According to one little-noticed provision in the bipartisan opioids bill headed to President Donald Trump’s desk for his likely signature, this bill would allow hospice staff to destroy opioid medications that are expired, no longer needed by the patient because of a change in treatment or left over after the patient dies.
Hospice workers will be allowed to destroy patients’ unneeded opioids, reducing the risk that families misuse them. Massachusetts Senator Elizabeth Warren, one of the Democrats who pushed for this provision to be included in the overall opioid package that the Senate passed Wednesday, said the idea was sparked by the article released by Kaiser Health News’
Last August, a Kaiser Health News investigation discovered as people die at home on hospice, the remaining addictive drugs they are prescribed are likely to be stolen by neighbors, relatives, and paid caregivers—contributing to an opioid epidemic that kills an average 115 people a day in the United States.
The News Article mentioned a Washington State woman named Sarah B. who began to steal numerous tablets– Norco(hydrocodone), oxycodone, and morphine– that were left on her ill father’s bedside table after he passed away at home on hospice care. The hospice personnel never ever discussed addiction or how to securely get rid of drugs after a person passes away. Hospices have largely been exempted from crackdowns in many states on opioid prescriptions because individuals might require high dosages of opioids as they approach death.
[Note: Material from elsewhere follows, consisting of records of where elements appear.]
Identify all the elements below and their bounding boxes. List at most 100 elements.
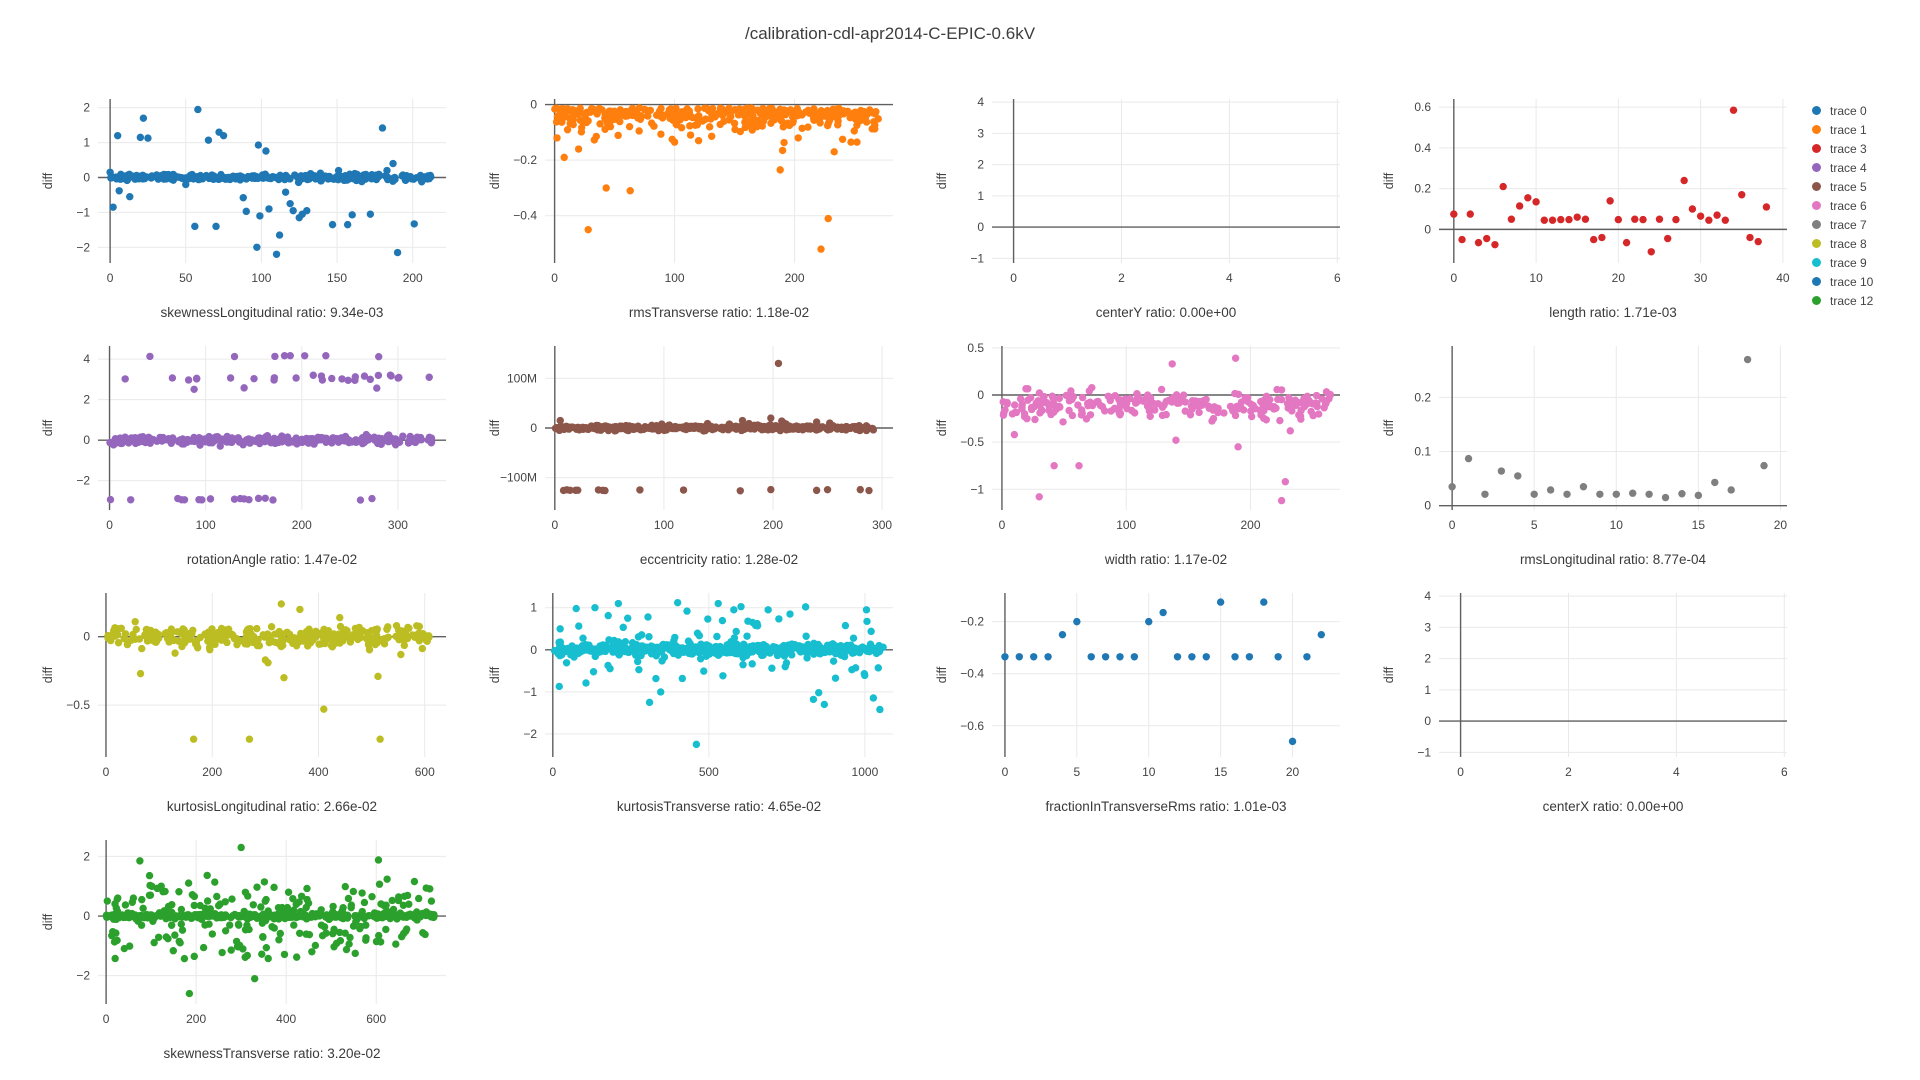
svg-text:centerY ratio: 0.00e+00: centerY ratio: 0.00e+00 bbox=[1096, 305, 1236, 320]
svg-text:15: 15 bbox=[1692, 518, 1706, 532]
legend-marker-icon bbox=[1812, 258, 1821, 267]
chart-canvas-kurtosisTransverse[interactable]: 1 0 −1 −2 0 500 1000 diff kurtosisTransverse rat… bbox=[475, 579, 922, 826]
svg-text:diff: diff bbox=[41, 913, 55, 930]
legend-item-trace-5[interactable]: trace 5 bbox=[1812, 180, 1873, 194]
legend-item-trace-8[interactable]: trace 8 bbox=[1812, 236, 1873, 251]
svg-text:5: 5 bbox=[1531, 518, 1538, 532]
svg-text:skewnessTransverse ratio: 3.20: skewnessTransverse ratio: 3.20e-02 bbox=[163, 1046, 380, 1061]
chart-canvas-centerX[interactable]: 4 3 2 1 0 −1 0 2 4 6 diff centerX ratio: 0.00e+00 bbox=[1369, 579, 1816, 826]
svg-text:600: 600 bbox=[366, 1012, 386, 1026]
legend-marker-icon bbox=[1812, 144, 1821, 153]
svg-text:0: 0 bbox=[107, 271, 114, 285]
svg-text:4: 4 bbox=[1226, 271, 1233, 285]
svg-text:1: 1 bbox=[977, 189, 984, 203]
svg-text:0: 0 bbox=[1457, 765, 1464, 779]
svg-text:0: 0 bbox=[999, 518, 1006, 532]
svg-text:15: 15 bbox=[1214, 765, 1228, 779]
svg-text:2: 2 bbox=[1424, 652, 1431, 666]
svg-text:−0.4: −0.4 bbox=[960, 667, 984, 681]
subplot-rmsTransverse: 0 −0.2 −0.4 0 100 200 diff rmsTransverse ratio:… bbox=[475, 85, 922, 332]
svg-text:3: 3 bbox=[977, 126, 984, 140]
svg-text:0: 0 bbox=[106, 518, 113, 532]
legend-label: trace 9 bbox=[1830, 255, 1867, 270]
svg-text:1000: 1000 bbox=[852, 765, 879, 779]
svg-text:400: 400 bbox=[276, 1012, 296, 1026]
svg-text:0: 0 bbox=[977, 220, 984, 234]
svg-text:0.2: 0.2 bbox=[1414, 182, 1431, 196]
svg-text:diff: diff bbox=[41, 172, 55, 189]
legend-item-trace-10[interactable]: trace 10 bbox=[1812, 275, 1873, 289]
chart-canvas-length[interactable]: 0.6 0.4 0.2 0 0 10 20 30 40 diff length ratio: 1.7… bbox=[1369, 85, 1816, 332]
legend-label: trace 0 bbox=[1830, 103, 1867, 118]
svg-text:−2: −2 bbox=[76, 240, 90, 254]
svg-text:−0.5: −0.5 bbox=[66, 698, 90, 712]
svg-text:200: 200 bbox=[292, 518, 312, 532]
chart-canvas-skewnessTransverse[interactable]: 2 0 −2 0 200 400 600 diff skewnessTransverse rat… bbox=[28, 826, 475, 1073]
legend-item-trace-6[interactable]: trace 6 bbox=[1812, 198, 1873, 213]
legend-item-trace-3[interactable]: trace 3 bbox=[1812, 141, 1873, 156]
chart-canvas-eccentricity[interactable]: 100M 0 −100M 0 100 200 300 diff eccentricity rat… bbox=[475, 332, 922, 579]
chart-canvas-rmsTransverse[interactable]: 0 −0.2 −0.4 0 100 200 diff rmsTransverse ratio:… bbox=[475, 85, 922, 332]
chart-canvas-skewnessLongitudinal[interactable]: 2 1 0 −1 −2 0 50 100 150 200 diff skewnessLongitudi… bbox=[28, 85, 475, 332]
svg-text:4: 4 bbox=[83, 352, 90, 366]
legend: trace 0 trace 1 trace 3 trace 4 trace 5 trace… bbox=[1812, 103, 1873, 308]
svg-text:rotationAngle ratio: 1.47e-02: rotationAngle ratio: 1.47e-02 bbox=[187, 552, 357, 567]
chart-canvas-fractionInTransverseRms[interactable]: −0.2 −0.4 −0.6 0 5 10 15 20 diff fractionInTransv… bbox=[922, 579, 1369, 826]
legend-label: trace 3 bbox=[1830, 141, 1867, 156]
legend-item-trace-9[interactable]: trace 9 bbox=[1812, 255, 1873, 270]
legend-item-trace-1[interactable]: trace 1 bbox=[1812, 123, 1873, 137]
svg-text:0.2: 0.2 bbox=[1414, 390, 1431, 404]
svg-text:kurtosisTransverse ratio: 4.65: kurtosisTransverse ratio: 4.65e-02 bbox=[617, 799, 821, 814]
svg-text:0: 0 bbox=[977, 388, 984, 402]
legend-item-trace-0[interactable]: trace 0 bbox=[1812, 103, 1873, 118]
svg-text:−1: −1 bbox=[76, 205, 90, 219]
chart-canvas-centerY[interactable]: 4 3 2 1 0 −1 0 2 4 6 diff centerY ratio: 0.00e+00 bbox=[922, 85, 1369, 332]
svg-text:−0.5: −0.5 bbox=[960, 435, 984, 449]
svg-text:length ratio: 1.71e-03: length ratio: 1.71e-03 bbox=[1549, 305, 1677, 320]
svg-text:0: 0 bbox=[1449, 518, 1456, 532]
svg-text:400: 400 bbox=[308, 765, 328, 779]
svg-text:2: 2 bbox=[83, 849, 90, 863]
svg-text:diff: diff bbox=[1382, 666, 1396, 683]
svg-text:−1: −1 bbox=[523, 685, 537, 699]
svg-text:0: 0 bbox=[549, 765, 556, 779]
legend-item-trace-12[interactable]: trace 12 bbox=[1812, 294, 1873, 308]
svg-text:−1: −1 bbox=[1417, 745, 1431, 759]
svg-text:−0.2: −0.2 bbox=[513, 153, 537, 167]
legend-marker-icon bbox=[1812, 182, 1821, 191]
svg-text:0: 0 bbox=[551, 271, 558, 285]
subplot-eccentricity: 100M 0 −100M 0 100 200 300 diff eccentricity rat… bbox=[475, 332, 922, 579]
chart-canvas-rmsLongitudinal[interactable]: 0.2 0.1 0 0 5 10 15 20 diff rmsLongitudinal ratio… bbox=[1369, 332, 1816, 579]
svg-text:40: 40 bbox=[1776, 271, 1790, 285]
legend-item-trace-4[interactable]: trace 4 bbox=[1812, 161, 1873, 175]
legend-marker-icon bbox=[1812, 106, 1821, 115]
svg-text:150: 150 bbox=[327, 271, 347, 285]
svg-text:300: 300 bbox=[872, 518, 892, 532]
svg-text:0: 0 bbox=[551, 518, 558, 532]
svg-text:0: 0 bbox=[1424, 714, 1431, 728]
legend-marker-icon bbox=[1812, 125, 1821, 134]
svg-text:diff: diff bbox=[41, 666, 55, 683]
legend-label: trace 8 bbox=[1830, 236, 1867, 251]
svg-text:500: 500 bbox=[699, 765, 719, 779]
svg-text:100: 100 bbox=[196, 518, 216, 532]
legend-marker-icon bbox=[1812, 277, 1821, 286]
svg-text:100: 100 bbox=[654, 518, 674, 532]
svg-text:fractionInTransverseRms ratio:: fractionInTransverseRms ratio: 1.01e-03 bbox=[1045, 799, 1286, 814]
svg-text:4: 4 bbox=[1424, 589, 1431, 603]
chart-canvas-width[interactable]: 0.5 0 −0.5 −1 0 100 200 diff width ratio: 1.17e-… bbox=[922, 332, 1369, 579]
svg-text:−2: −2 bbox=[523, 727, 537, 741]
svg-text:0: 0 bbox=[530, 98, 537, 112]
chart-canvas-kurtosisLongitudinal[interactable]: 0 −0.5 0 200 400 600 diff kurtosisLongitudinal … bbox=[28, 579, 475, 826]
chart-canvas-rotationAngle[interactable]: 4 2 0 −2 0 100 200 300 diff rotationAngle ratio: … bbox=[28, 332, 475, 579]
svg-text:−0.6: −0.6 bbox=[960, 719, 984, 733]
svg-text:0: 0 bbox=[83, 171, 90, 185]
legend-item-trace-7[interactable]: trace 7 bbox=[1812, 218, 1873, 232]
legend-label: trace 6 bbox=[1830, 198, 1867, 213]
subplot-kurtosisTransverse: 1 0 −1 −2 0 500 1000 diff kurtosisTransverse rat… bbox=[475, 579, 922, 826]
svg-text:0: 0 bbox=[103, 765, 110, 779]
svg-text:−1: −1 bbox=[970, 482, 984, 496]
svg-text:2: 2 bbox=[83, 393, 90, 407]
svg-text:width ratio: 1.17e-02: width ratio: 1.17e-02 bbox=[1104, 552, 1227, 567]
svg-text:0: 0 bbox=[83, 630, 90, 644]
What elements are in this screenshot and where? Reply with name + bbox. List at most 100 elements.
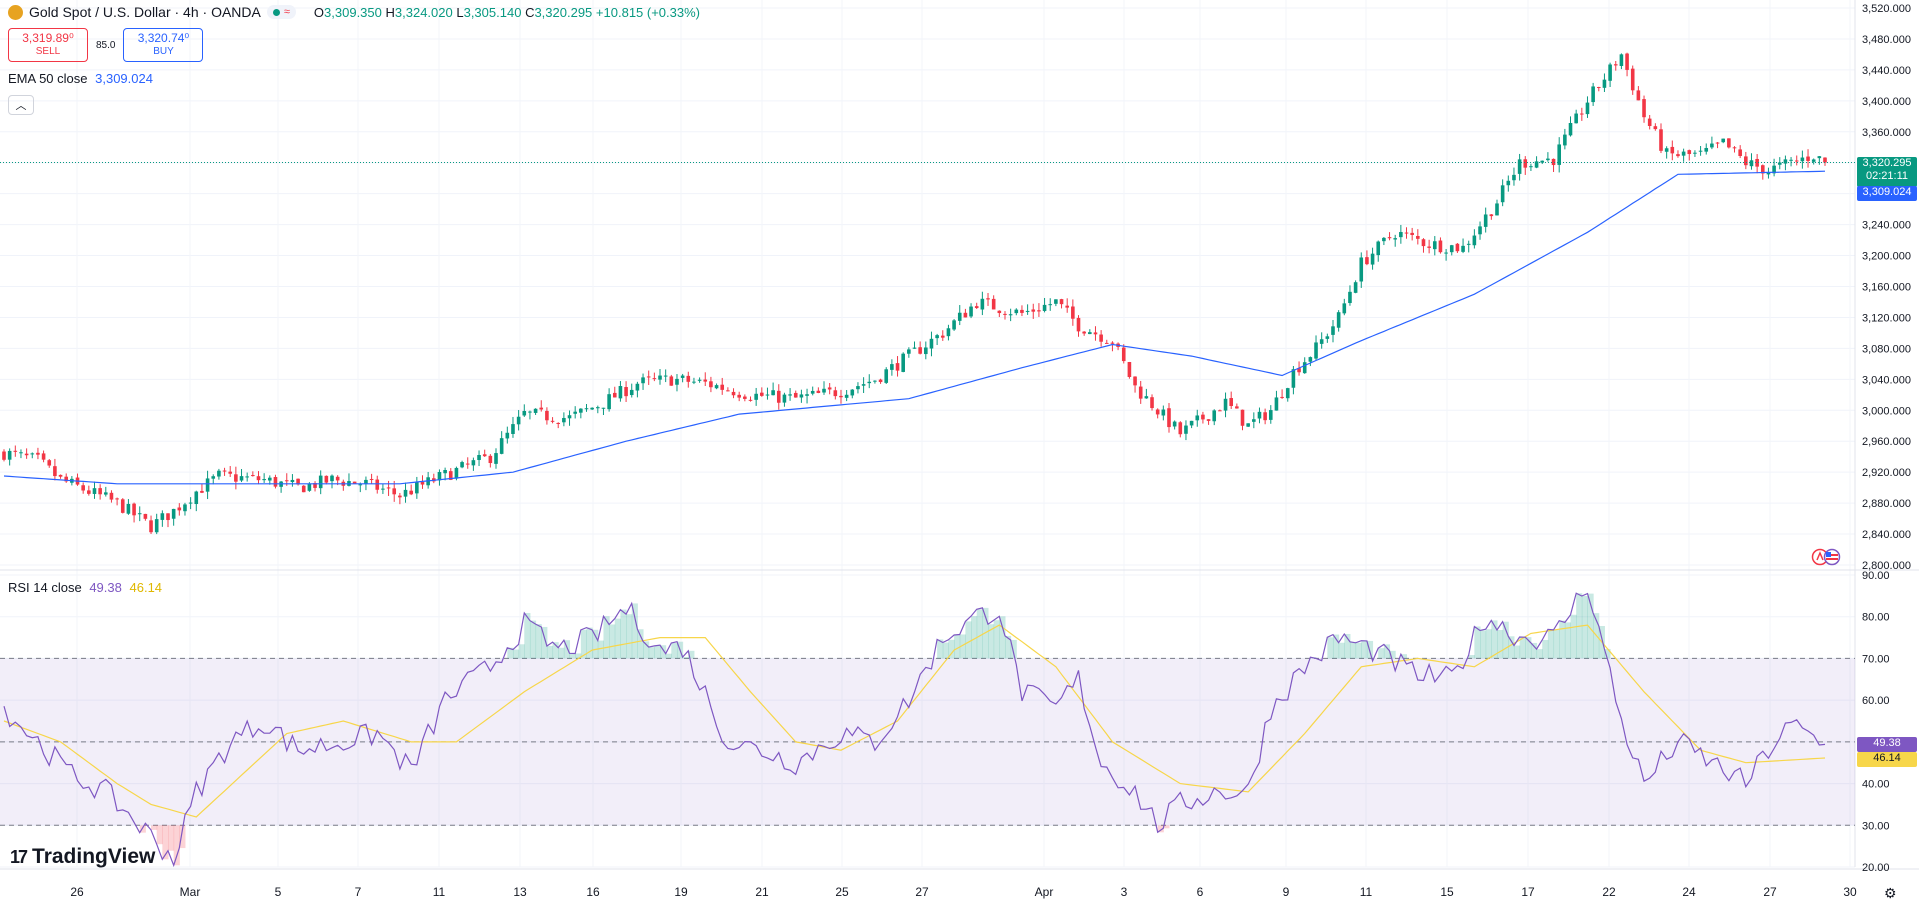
candle-body xyxy=(731,391,736,396)
candle-body xyxy=(1167,408,1171,428)
rsi-overbought-fill xyxy=(1581,595,1588,659)
candle-body xyxy=(47,460,52,466)
candle-body xyxy=(1365,257,1369,265)
candle-body xyxy=(1263,412,1267,421)
rsi-overbought-fill xyxy=(1332,634,1340,659)
time-tick-label: 5 xyxy=(275,885,282,899)
candle-body xyxy=(1529,166,1533,168)
rsi-overbought-fill xyxy=(648,647,655,659)
candle-body xyxy=(64,476,69,482)
candle-body xyxy=(963,312,968,318)
candle-body xyxy=(1319,339,1324,344)
market-status-badge[interactable]: ≈ xyxy=(266,5,296,19)
rsi-overbought-fill xyxy=(546,645,554,659)
candle-body xyxy=(624,387,628,397)
candle-body xyxy=(1076,317,1081,332)
time-tick-label: 13 xyxy=(513,885,527,899)
candle-body xyxy=(1387,237,1392,239)
candle-body xyxy=(313,483,317,488)
candle-body xyxy=(1659,129,1663,151)
time-tick-label: 9 xyxy=(1283,885,1290,899)
rsi-overbought-fill xyxy=(937,639,944,659)
price-tick-label: 3,200.000 xyxy=(1862,251,1911,263)
price-tick-label: 3,520.000 xyxy=(1862,3,1911,15)
candle-body xyxy=(1557,144,1562,165)
settings-gear-icon[interactable]: ⚙ xyxy=(1884,885,1897,901)
rsi-overbought-fill xyxy=(1349,641,1357,659)
candle-body xyxy=(612,392,617,398)
candle-body xyxy=(194,491,199,505)
tradingview-logo[interactable]: 17 TradingView xyxy=(10,845,155,869)
candle-body xyxy=(352,481,357,484)
candle-body xyxy=(1523,159,1528,168)
candle-body xyxy=(1449,245,1454,253)
time-tick-label: 6 xyxy=(1197,885,1204,899)
candle-body xyxy=(867,381,872,384)
buy-button[interactable]: 3,320.74⁰ BUY xyxy=(123,28,204,62)
rsi-tick-label: 20.00 xyxy=(1862,862,1890,874)
candle-body xyxy=(1642,99,1646,118)
rsi-overbought-fill xyxy=(1338,642,1345,659)
rsi-overbought-fill xyxy=(631,603,638,659)
price-tick-label: 3,160.000 xyxy=(1862,282,1911,294)
candle-body xyxy=(19,452,23,454)
candle-body xyxy=(765,394,770,396)
collapse-legend-button[interactable]: ︿ xyxy=(8,95,34,115)
candle-body xyxy=(822,388,826,393)
rsi-legend[interactable]: RSI 14 close 49.38 46.14 xyxy=(8,580,163,595)
candle-body xyxy=(545,410,549,421)
candle-body xyxy=(522,410,527,416)
candle-body xyxy=(482,454,487,457)
candle-body xyxy=(1653,126,1658,130)
candle-body xyxy=(528,411,532,413)
events-flag-icon[interactable] xyxy=(1810,548,1844,566)
rsi-tick-label: 70.00 xyxy=(1862,653,1890,665)
last-price-tag: 3,320.295 02:21:11 xyxy=(1857,157,1917,187)
candle-body xyxy=(154,519,159,533)
candle-body xyxy=(1376,241,1381,256)
candle-body xyxy=(1048,304,1053,306)
candle-body xyxy=(1416,235,1420,239)
rsi-overbought-fill xyxy=(1389,650,1396,659)
price-tick-label: 3,000.000 xyxy=(1862,405,1911,417)
candle-body xyxy=(200,490,204,493)
candle-body xyxy=(1195,415,1200,421)
candle-body xyxy=(1382,237,1386,242)
rsi-overbought-fill xyxy=(976,609,983,659)
time-tick-label: 7 xyxy=(355,885,362,899)
rsi-oversold-fill xyxy=(168,825,175,851)
rsi-overbought-fill xyxy=(529,620,537,659)
candle-body xyxy=(1037,310,1041,312)
candle-body xyxy=(692,381,696,383)
ema-legend[interactable]: EMA 50 close 3,309.024 xyxy=(8,71,153,86)
price-tick-label: 3,120.000 xyxy=(1862,312,1911,324)
candle-body xyxy=(556,422,561,424)
candle-body xyxy=(245,476,249,478)
candle-body xyxy=(166,513,170,521)
candle-body xyxy=(1342,303,1347,314)
rsi-overbought-fill xyxy=(603,616,610,659)
candle-body xyxy=(1059,299,1064,305)
sell-button[interactable]: 3,319.89⁰ SELL xyxy=(8,28,88,62)
candle-body xyxy=(726,390,730,392)
rsi-overbought-fill xyxy=(948,639,955,659)
candle-body xyxy=(81,485,85,491)
rsi-overbought-fill xyxy=(569,653,576,659)
rsi-overbought-fill xyxy=(1542,639,1549,659)
candle-body xyxy=(256,476,261,481)
rsi-overbought-fill xyxy=(971,616,978,659)
candle-body xyxy=(273,477,278,487)
rsi-overbought-fill xyxy=(1587,593,1594,659)
rsi-overbought-fill xyxy=(1604,648,1611,659)
candle-body xyxy=(1127,362,1132,377)
price-tick-label: 2,920.000 xyxy=(1862,467,1911,479)
rsi-overbought-fill xyxy=(1525,637,1532,659)
candle-body xyxy=(1121,347,1126,362)
candle-body xyxy=(465,463,470,465)
candle-body xyxy=(697,379,702,381)
candle-body xyxy=(448,471,453,480)
candle-body xyxy=(957,312,962,321)
symbol-title[interactable]: Gold Spot / U.S. Dollar · 4h · OANDA xyxy=(29,4,261,20)
rsi-overbought-fill xyxy=(614,618,621,659)
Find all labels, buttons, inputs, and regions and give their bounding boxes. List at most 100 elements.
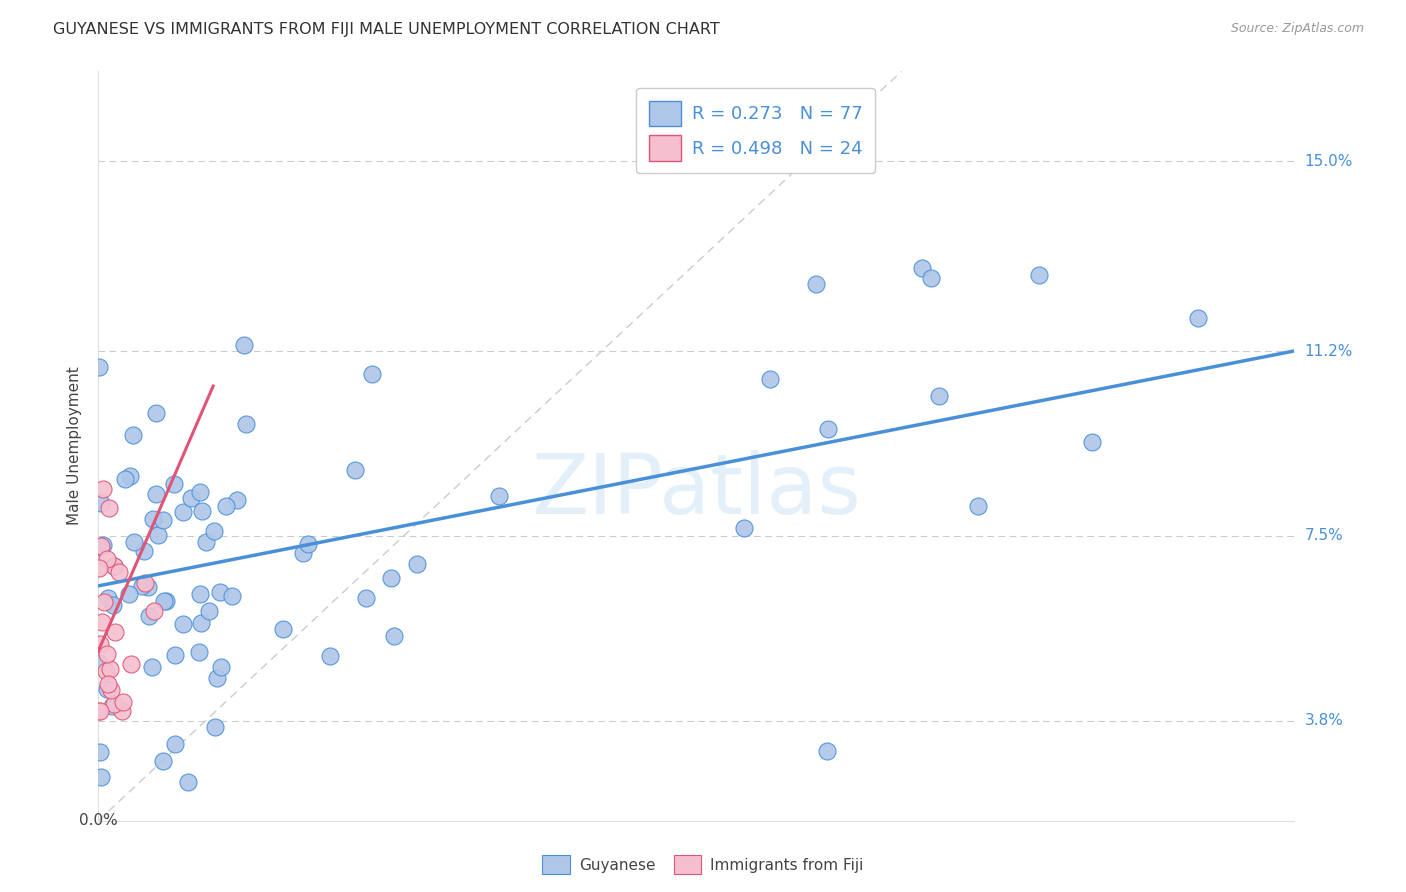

About 45 percent of hospice patients get care in a personal house. Under present law, hospices cannot directly destroy patients’ unwanted opioid medications in the home. Rather, they direct households to mix them household items such as kitty litter or coffee grounds prior to throwing them in the garbage. Flushing them down the toilet is considered ecologically unsound. Hospice, available through Medicare to those who are expected to die within six months, sends medication and personnel to care for patients wherever they live.
National Hospice and Palliative Care Organization, an industry group, have long awaited the proposed change in policy. Following with a statement from the group “Granting appropriate hospice professionals the legal authority to dispose of unused medication after a hospice patient’s death would not only alleviate grieving families of this responsibility but also help prevent potential diversion or illicit use of these drugs.”
The bill would force hospice to document issues on the disposal of opioid medications and to discuss those policies with families. This would mean that the need for the Government Accountability Office to study hospices’ disposal of controlled substances in clients’ houses would be necessary and expected.
The new policy does not specify how it would handle if a household declines to hand over the drugs. By federal law, medications are considered property of the patient or whoever acquires that individual’s property after they pass away.
According to the bill, a hospice employee would not require formal written permission from households to dispose of the medications, an NHPCO spokesman, Jon Radulovic, stated, however if a family objects, the worker would have to leave the drugs alone.